The Mercedes driver is set to take a hefty penalty for exceeding his allowed allocation of engine components after early-season reliability woes left him short of parts.
“As far as I’m aware, we will be taking the penalty this weekend,” the Mercedes driver told reporters at the Spa-Francorchamps circuit on Thursday.
“I have no engines left.”
How many places he will drop on the grid, however, remains unclear with a team spokesman saying the Briton was expected to start at or very close to the back of the grid.
Drivers are limited to using a maximum of five power units, and the respective components that comprise them, over the course of a season.
Any breach is punished with a sliding scale of grid penalties while taking on a completely fresh power unit forces a driver to start at the very back of the grid.
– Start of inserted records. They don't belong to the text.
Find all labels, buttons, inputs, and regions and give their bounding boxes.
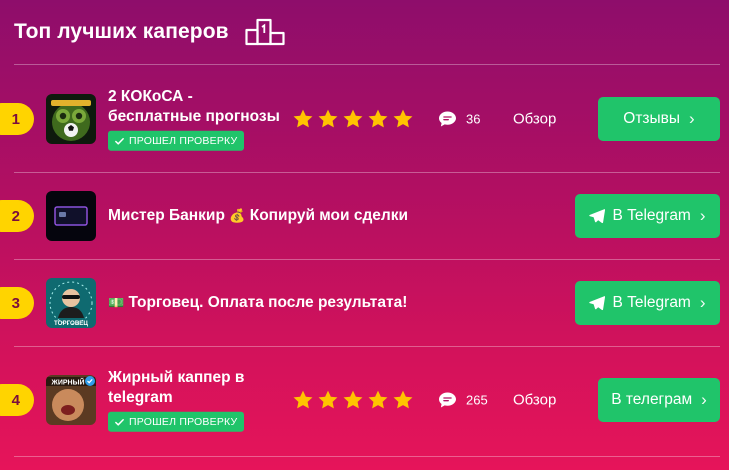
star-icon xyxy=(342,389,364,411)
comment-icon xyxy=(438,111,457,128)
money-icon: 💵 xyxy=(108,295,125,310)
telegram-icon xyxy=(589,295,605,311)
star-icon xyxy=(392,108,414,130)
divider xyxy=(14,346,720,347)
avatar[interactable] xyxy=(46,191,96,241)
review-link[interactable]: Обзор xyxy=(513,392,556,409)
chevron-right-icon: › xyxy=(699,206,706,225)
divider xyxy=(14,64,720,65)
star-icon xyxy=(367,108,389,130)
logo-text: ТОРГОВЕЦ xyxy=(54,320,88,327)
money-bag-icon: 💰 xyxy=(229,208,246,223)
logo-text: ЖИРНЫЙ xyxy=(51,378,85,387)
avatar[interactable]: ТОРГОВЕЦ xyxy=(46,278,96,328)
telegram-button[interactable]: В Telegram › xyxy=(575,281,720,325)
chevron-right-icon: › xyxy=(689,109,695,128)
capper-title[interactable]: 2 КОКоСА - бесплатные прогнозы xyxy=(108,87,280,127)
comments-count[interactable]: 36 xyxy=(438,111,480,128)
star-icon xyxy=(317,389,339,411)
list-item: 1 2 КОКоСА - бесплатные прогнозы ПРОШЕЛ … xyxy=(0,76,720,162)
avatar[interactable] xyxy=(46,94,96,144)
list-item: 2 Мистер Банкир 💰 Копируй мои сделки В T… xyxy=(0,173,720,259)
star-icon xyxy=(292,389,314,411)
rank-badge: 1 xyxy=(0,103,34,135)
chevron-right-icon: › xyxy=(701,390,707,409)
verified-badge: ПРОШЕЛ ПРОВЕРКУ xyxy=(108,130,245,151)
comments-count[interactable]: 265 xyxy=(438,392,488,409)
list-item: 3 ТОРГОВЕЦ 💵 Торговец. Оплата после резу… xyxy=(0,260,720,346)
telegram-icon xyxy=(589,208,605,224)
comment-icon xyxy=(438,392,457,409)
list-item: 4 ЖИРНЫЙ Жирный каппер в telegram ПРОШЕЛ… xyxy=(0,357,720,443)
page-title: Топ лучших каперов xyxy=(14,20,229,43)
capper-title[interactable]: Жирный каппер в telegram xyxy=(108,368,244,408)
capper-title[interactable]: Мистер Банкир 💰 Копируй мои сделки xyxy=(108,206,408,226)
reviews-button[interactable]: Отзывы › xyxy=(598,97,720,141)
review-link[interactable]: Обзор xyxy=(513,111,556,128)
rating-stars xyxy=(292,389,414,411)
star-icon xyxy=(392,389,414,411)
podium-icon xyxy=(245,18,285,46)
rating-stars xyxy=(292,108,414,130)
star-icon xyxy=(342,108,364,130)
rank-badge: 3 xyxy=(0,287,34,319)
telegram-button[interactable]: В телеграм › xyxy=(598,378,720,422)
star-icon xyxy=(292,108,314,130)
star-icon xyxy=(317,108,339,130)
star-icon xyxy=(367,389,389,411)
page-header: Топ лучших каперов xyxy=(14,18,285,46)
divider xyxy=(14,456,720,457)
capper-title[interactable]: 💵 Торговец. Оплата после результата! xyxy=(108,293,407,313)
avatar[interactable]: ЖИРНЫЙ xyxy=(46,375,96,425)
check-icon xyxy=(114,416,125,427)
verified-badge: ПРОШЕЛ ПРОВЕРКУ xyxy=(108,411,245,432)
rank-badge: 2 xyxy=(0,200,34,232)
rank-badge: 4 xyxy=(0,384,34,416)
check-icon xyxy=(114,135,125,146)
chevron-right-icon: › xyxy=(699,293,706,312)
telegram-button[interactable]: В Telegram › xyxy=(575,194,720,238)
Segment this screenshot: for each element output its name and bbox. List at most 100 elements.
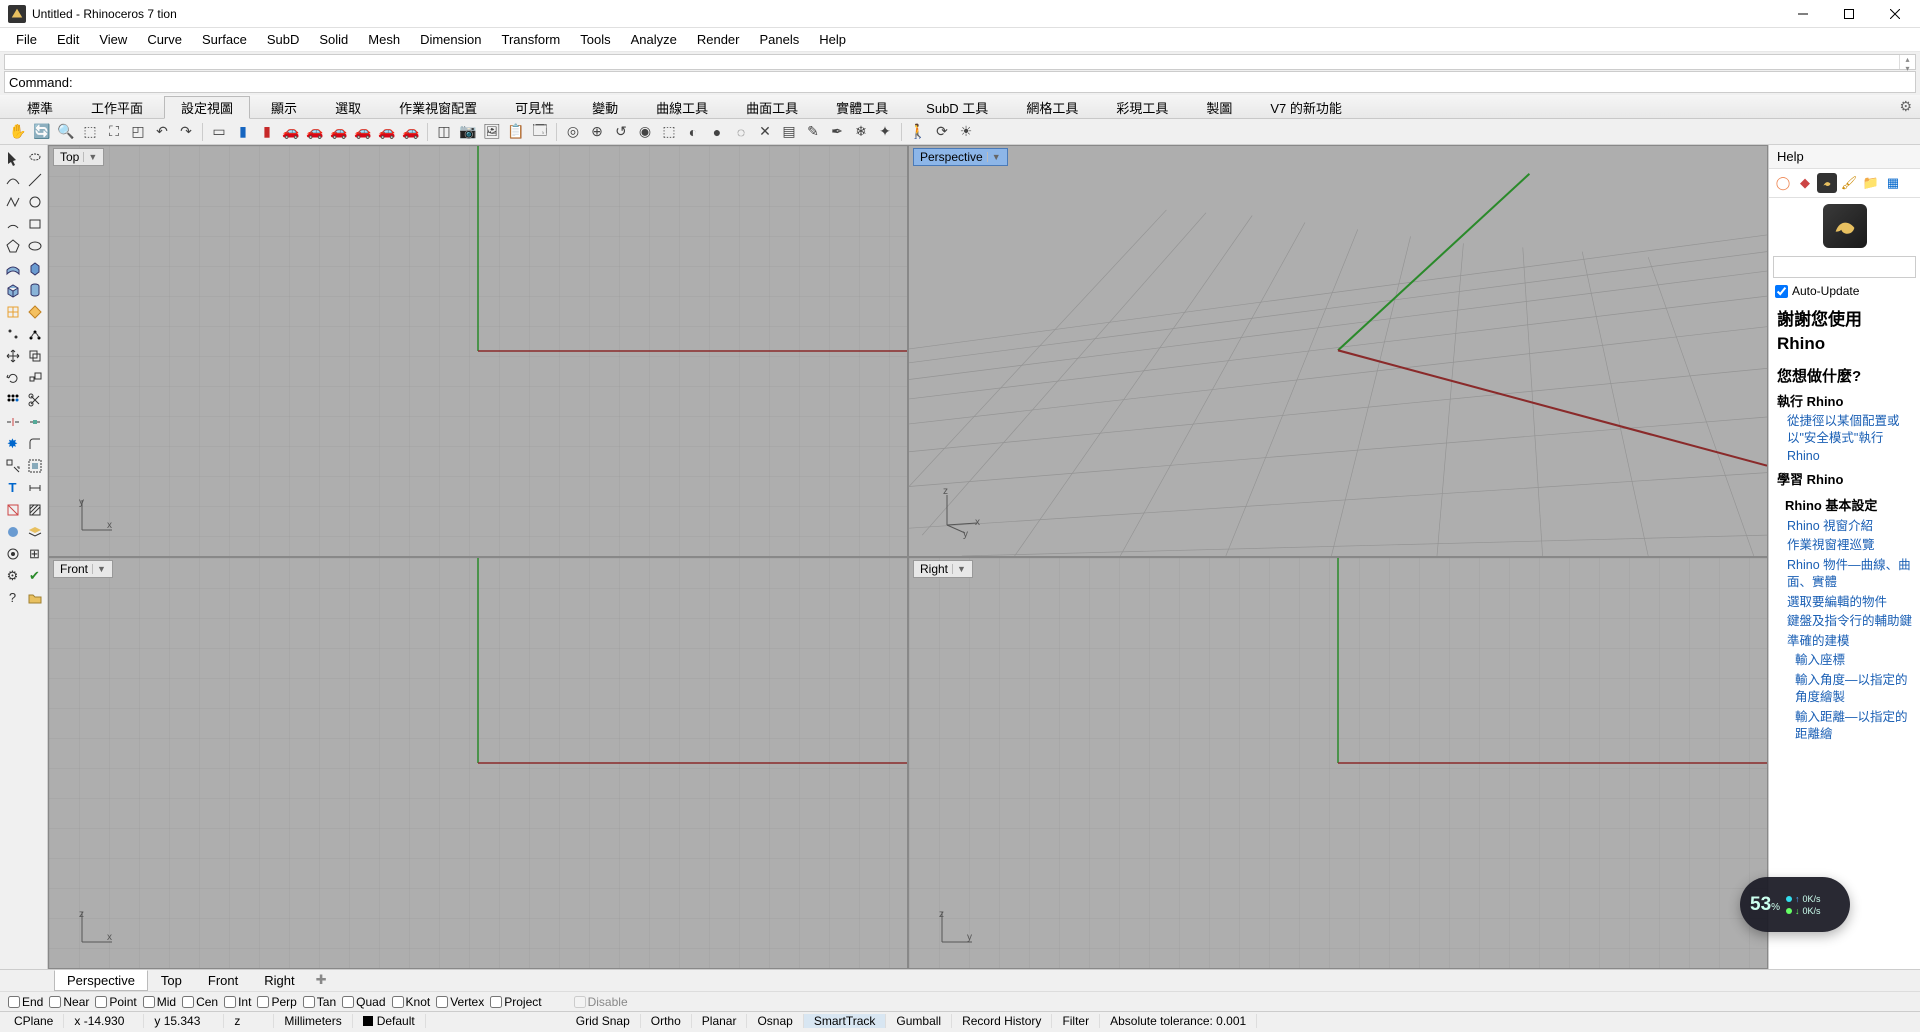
- menu-render[interactable]: Render: [687, 30, 750, 49]
- group-tool[interactable]: [24, 455, 45, 476]
- menu-subd[interactable]: SubD: [257, 30, 310, 49]
- trim-tool[interactable]: [24, 389, 45, 410]
- left-view-icon[interactable]: 🚗: [329, 122, 349, 142]
- render-tool[interactable]: [2, 543, 23, 564]
- sun-icon[interactable]: ☀: [956, 122, 976, 142]
- point-tool[interactable]: [2, 323, 23, 344]
- tab-transform[interactable]: 變動: [575, 95, 635, 118]
- place-target-icon[interactable]: ⊕: [587, 122, 607, 142]
- text-tool[interactable]: T: [2, 477, 23, 498]
- osnap-disable[interactable]: Disable: [574, 995, 628, 1009]
- status-tolerance[interactable]: Absolute tolerance: 0.001: [1100, 1014, 1257, 1028]
- wireframe-icon[interactable]: ⬚: [659, 122, 679, 142]
- toggle-osnap[interactable]: Osnap: [747, 1014, 803, 1028]
- tab-cplane[interactable]: 工作平面: [74, 95, 160, 118]
- osnap-cen[interactable]: Cen: [182, 995, 218, 1009]
- chevron-down-icon[interactable]: ▼: [92, 564, 106, 574]
- help-link-7[interactable]: 輸入角度—以指定的角度繪製: [1795, 672, 1912, 707]
- pointer-tool[interactable]: [2, 147, 23, 168]
- status-units[interactable]: Millimeters: [274, 1014, 352, 1028]
- rotate-tool[interactable]: [2, 367, 23, 388]
- right-view-icon[interactable]: 🚗: [353, 122, 373, 142]
- viewport-right[interactable]: Right ▼ yz: [909, 558, 1767, 968]
- surface-tool[interactable]: [2, 257, 23, 278]
- walkabout-icon[interactable]: 🚶: [908, 122, 928, 142]
- menu-transform[interactable]: Transform: [491, 30, 570, 49]
- line-tool[interactable]: [24, 169, 45, 190]
- tab-meshtools[interactable]: 網格工具: [1009, 95, 1095, 118]
- ellipse-tool[interactable]: [24, 235, 45, 256]
- viewport-top[interactable]: Top ▼ xy: [49, 146, 907, 556]
- pointedit-tool[interactable]: [24, 323, 45, 344]
- circle-tool[interactable]: [24, 191, 45, 212]
- help-link-0[interactable]: Rhino 視窗介紹: [1787, 518, 1912, 536]
- chevron-down-icon[interactable]: ▼: [83, 152, 97, 162]
- help-link-1[interactable]: 作業視窗裡巡覽: [1787, 537, 1912, 555]
- bottom-view-icon[interactable]: 🚗: [305, 122, 325, 142]
- technical-icon[interactable]: ▤: [779, 122, 799, 142]
- toggle-smarttrack[interactable]: SmartTrack: [804, 1014, 887, 1028]
- tab-solidtools[interactable]: 實體工具: [819, 95, 905, 118]
- fillet-tool[interactable]: [24, 433, 45, 454]
- chevron-down-icon[interactable]: ▼: [952, 564, 966, 574]
- display-icon[interactable]: ▦: [1883, 173, 1903, 193]
- grid-tool[interactable]: ⊞: [24, 543, 45, 564]
- hatch-tool[interactable]: [24, 499, 45, 520]
- redo-view-icon[interactable]: ↷: [176, 122, 196, 142]
- scale-tool[interactable]: [24, 367, 45, 388]
- pan-icon[interactable]: ✋: [8, 122, 28, 142]
- copy-window-icon[interactable]: 🗔: [530, 122, 550, 142]
- subd-tool[interactable]: [24, 301, 45, 322]
- tab-visibility[interactable]: 可見性: [498, 95, 571, 118]
- chevron-down-icon[interactable]: ▼: [987, 152, 1001, 162]
- command-input[interactable]: [77, 75, 1911, 90]
- arc-tool[interactable]: [2, 213, 23, 234]
- toggle-gridsnap[interactable]: Grid Snap: [566, 1014, 641, 1028]
- status-cplane[interactable]: CPlane: [4, 1014, 64, 1028]
- mesh-tool[interactable]: [2, 301, 23, 322]
- osnap-knot[interactable]: Knot: [392, 995, 431, 1009]
- zoom-selected-icon[interactable]: ◰: [128, 122, 148, 142]
- transform-tool[interactable]: [2, 455, 23, 476]
- artistic-icon[interactable]: ✎: [803, 122, 823, 142]
- osnap-quad[interactable]: Quad: [342, 995, 385, 1009]
- dimension-tool[interactable]: [24, 477, 45, 498]
- properties-tool[interactable]: [2, 521, 23, 542]
- rendered-icon[interactable]: ●: [707, 122, 727, 142]
- toggle-history[interactable]: Record History: [952, 1014, 1052, 1028]
- command-history[interactable]: ▴▾: [4, 54, 1916, 70]
- tab-layout[interactable]: 作業視窗配置: [382, 95, 494, 118]
- viewport-front-title[interactable]: Front ▼: [53, 560, 113, 578]
- menu-solid[interactable]: Solid: [309, 30, 358, 49]
- tab-standard[interactable]: 標準: [10, 95, 70, 118]
- help-link-8[interactable]: 輸入距離—以指定的距離繪: [1795, 709, 1912, 744]
- rectangle-tool[interactable]: [24, 213, 45, 234]
- arctic-icon[interactable]: ❄: [851, 122, 871, 142]
- rotate-icon[interactable]: 🔄: [32, 122, 52, 142]
- top-view-icon[interactable]: 🚗: [281, 122, 301, 142]
- plan-view-icon[interactable]: ▭: [209, 122, 229, 142]
- back-view-icon[interactable]: 🚗: [401, 122, 421, 142]
- wallpaper-icon[interactable]: 🖼: [482, 122, 502, 142]
- tab-drafting[interactable]: 製圖: [1189, 95, 1249, 118]
- rhino-help-icon[interactable]: [1817, 173, 1837, 193]
- analysis-tool[interactable]: [2, 499, 23, 520]
- curve-tool[interactable]: [2, 169, 23, 190]
- help-link-5[interactable]: 準確的建模: [1787, 633, 1912, 651]
- layers-icon[interactable]: ◆: [1795, 173, 1815, 193]
- osnap-end[interactable]: End: [8, 995, 43, 1009]
- help-link-3[interactable]: 選取要編輯的物件: [1787, 594, 1912, 612]
- tilt-icon[interactable]: ↺: [611, 122, 631, 142]
- help-run-link[interactable]: 從捷徑以某個配置或以"安全模式"執行 Rhino: [1787, 413, 1912, 466]
- turntable-icon[interactable]: ⟳: [932, 122, 952, 142]
- check-tool[interactable]: ✔: [24, 565, 45, 586]
- menu-file[interactable]: File: [6, 30, 47, 49]
- viewport-front[interactable]: Front ▼ xz: [49, 558, 907, 968]
- open-tool[interactable]: [24, 587, 45, 608]
- zoom-extents-icon[interactable]: ⛶: [104, 122, 124, 142]
- materials-icon[interactable]: 🖌: [1839, 173, 1859, 193]
- viewport-perspective[interactable]: Perspective ▼ zxy: [909, 146, 1767, 556]
- box-tool[interactable]: [2, 279, 23, 300]
- join-tool[interactable]: [24, 411, 45, 432]
- help-link-4[interactable]: 鍵盤及指令行的輔助鍵: [1787, 613, 1912, 631]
Hamilton was long aware that he would have to drop places on the grid in either Belgium or at the next race in Italy, with both held on fast circuits that offer greater opportunities for overtaking.
But the penalty dents his hopes of becoming only the third driver in history to score a landmark 50th victory this weekend.
“In terms of winning, it’s going to be very, very hard,” said the triple world champion.
“But I’ll do everything I can.”
Hamilton leads team mate Nico Rosberg by 19 points in the standings, having closed out the opening half of the season with a streak of six wins from the last seven races.
The 31-year-old, who trailed Rosberg by 43 points after May’s Spanish Grand Prix, scored the last four of those in succession and on Thursday appeared unfazed by the prospect of the penalty halting his charge.
“That (penalty) will come into play for sure,” said Hamilton.
“Otherwise, beyond that … I think I will be able to continue with the momentum that I had before the break.”